I've got an ArcEngine application, referencing a MXD for it's data (and map display). I'm running a query against all layers, so can take quite some time.
I would normally run the query in a separate thread, which would allow me to return the results as they come in for each layer, rather than wait till all are layers are queried, then return a giant result set.
The limitation however is that I can't access any of the existing ArcObjects in my second thread, due to the STA threading model of ArcObjects.
The only way around it at this stage, appears to be to re-create my data environment from scratch in the second thread, simply for querying. The problem with this approach is that the layers have joins and attribute queries against them. For a number of reasons, it's just not a simply exercise to go this route.
I've looked at the IXMLSerialize interface, hoping to find some object, which would allow me to bridge between threads, which I could deserialize/serialize, but nothing sprang out to me.
Any other ideas?
UPDATE:
Because it was so important that I query against the layers, not the datasource, at this point, I save the search layers to .lyr files, then in my second thread, load them using the ILayerFile interface.
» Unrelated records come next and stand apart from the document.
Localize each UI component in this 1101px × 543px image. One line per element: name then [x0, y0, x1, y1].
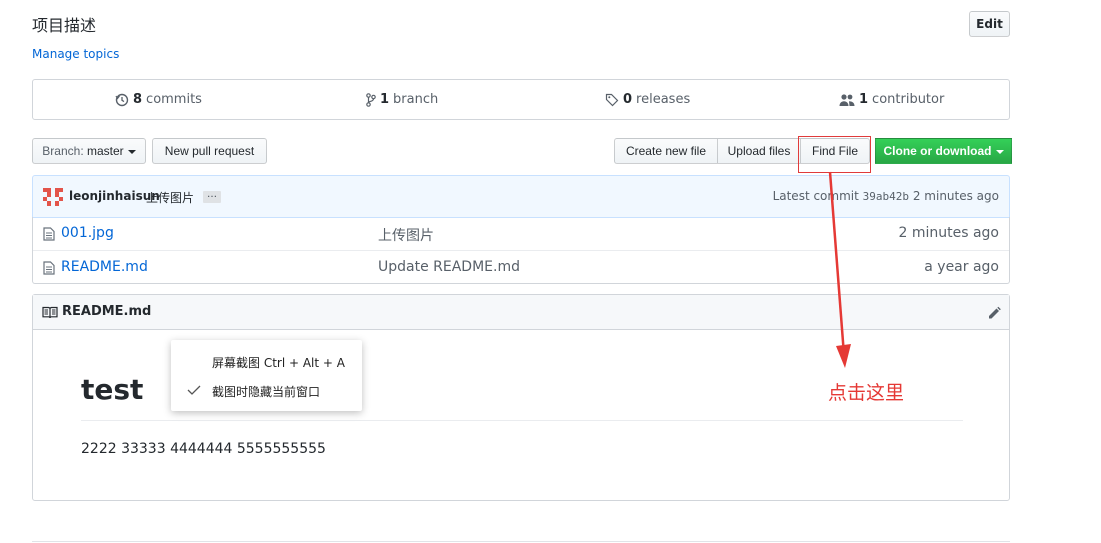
releases-count: 0	[623, 92, 633, 107]
commits-count: 8	[133, 92, 143, 107]
readme-heading: test	[81, 373, 144, 406]
file-row: 001.jpg 上传图片 2 minutes ago	[33, 217, 1009, 250]
menu-item-screenshot[interactable]: 屏幕截图 Ctrl + Alt + A	[171, 346, 362, 374]
file-commit-message[interactable]: 上传图片	[378, 225, 434, 245]
annotation-text: 点击这里	[828, 382, 905, 404]
branch-icon	[366, 92, 376, 107]
commits-label: commits	[146, 92, 202, 107]
latest-commit-bar: leonjinhaisun 上传图片 … Latest commit 39ab4…	[32, 175, 1010, 218]
contributor-label: contributor	[872, 92, 945, 107]
branch-link[interactable]: 1 branch	[366, 80, 438, 119]
heading-divider	[81, 420, 963, 421]
page-divider	[32, 541, 1010, 542]
branch-count: 1	[380, 92, 390, 107]
people-icon	[839, 93, 855, 106]
branch-prefix: Branch:	[42, 144, 84, 158]
menu-item-label: 截图时隐藏当前窗口	[212, 385, 321, 399]
pencil-icon[interactable]	[987, 306, 1001, 320]
screenshot-context-menu: 屏幕截图 Ctrl + Alt + A 截图时隐藏当前窗口	[171, 340, 362, 411]
history-icon	[115, 93, 129, 106]
file-age: a year ago	[924, 259, 999, 275]
contributor-count: 1	[859, 92, 869, 107]
file-name[interactable]: 001.jpg	[61, 225, 114, 241]
checkmark-icon	[187, 385, 201, 395]
file-name[interactable]: README.md	[61, 259, 148, 275]
commit-expand-button[interactable]: …	[203, 190, 221, 203]
file-icon	[43, 227, 55, 241]
latest-commit-info: Latest commit 39ab42b 2 minutes ago	[773, 189, 999, 203]
repo-description: 项目描述	[32, 16, 97, 35]
file-row: README.md Update README.md a year ago	[33, 250, 1009, 284]
book-icon	[42, 306, 58, 319]
upload-files-button[interactable]: Upload files	[717, 138, 801, 164]
author-avatar[interactable]	[43, 188, 63, 206]
tag-icon	[605, 93, 619, 106]
readme-title: README.md	[62, 304, 152, 319]
commit-time: 2 minutes ago	[912, 189, 999, 203]
branch-label: branch	[393, 92, 439, 107]
annotation-arrow	[828, 171, 851, 368]
branch-name: master	[87, 144, 124, 158]
readme-header: README.md	[33, 295, 1009, 330]
file-icon	[43, 261, 55, 275]
commit-sha[interactable]: 39ab42b	[863, 190, 909, 203]
clone-or-download-button[interactable]: Clone or download	[875, 138, 1012, 164]
contributor-link[interactable]: 1 contributor	[839, 80, 944, 119]
file-list: 001.jpg 上传图片 2 minutes ago README.md Upd…	[32, 217, 1010, 284]
branch-select-button[interactable]: Branch: master	[32, 138, 146, 164]
highlight-box	[798, 136, 871, 173]
new-pull-request-button[interactable]: New pull request	[152, 138, 267, 164]
clone-label: Clone or download	[883, 144, 992, 158]
file-commit-message[interactable]: Update README.md	[378, 259, 520, 275]
caret-down-icon	[127, 149, 136, 154]
readme-body-text: 2222 33333 4444444 5555555555	[81, 441, 326, 457]
caret-down-icon	[995, 149, 1004, 154]
releases-link[interactable]: 0 releases	[605, 80, 690, 119]
commit-message[interactable]: 上传图片	[146, 189, 194, 206]
menu-item-hide-window[interactable]: 截图时隐藏当前窗口	[171, 375, 362, 403]
manage-topics-link[interactable]: Manage topics	[32, 47, 119, 61]
releases-label: releases	[636, 92, 691, 107]
create-new-file-button[interactable]: Create new file	[614, 138, 718, 164]
commits-link[interactable]: 8 commits	[115, 80, 202, 119]
menu-item-label: 屏幕截图 Ctrl + Alt + A	[212, 356, 345, 370]
numbers-summary: 8 commits 1 branch 0 releases 1 contribu…	[32, 79, 1010, 120]
file-age: 2 minutes ago	[898, 225, 999, 241]
edit-button[interactable]: Edit	[969, 11, 1010, 37]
This then gives me access to the layers with joins/relates/definition queries intact. The problem at this stage however, is that the ILayerFile.Layer call is very slow. So am looking for a way to speed that up. The threaded search does however perform wonderfully, and has improved the UI greatly!
Best Answer
Multithreading with ArcObject is a complex subject which I have reported to Esri, with no response yet. However, I can tell you a few things which I learned while doing this:
I am still facing some terrible issues like "Memory could not be read or write" or "AccessviolationException" while achieving multithreading with ArcObject on SDE DataSource. So I had to introduce locking mechanism to get rid of these errors. But that is not a correct solution to do so I think, because there is some cost involved in doing so and hence degrades performance.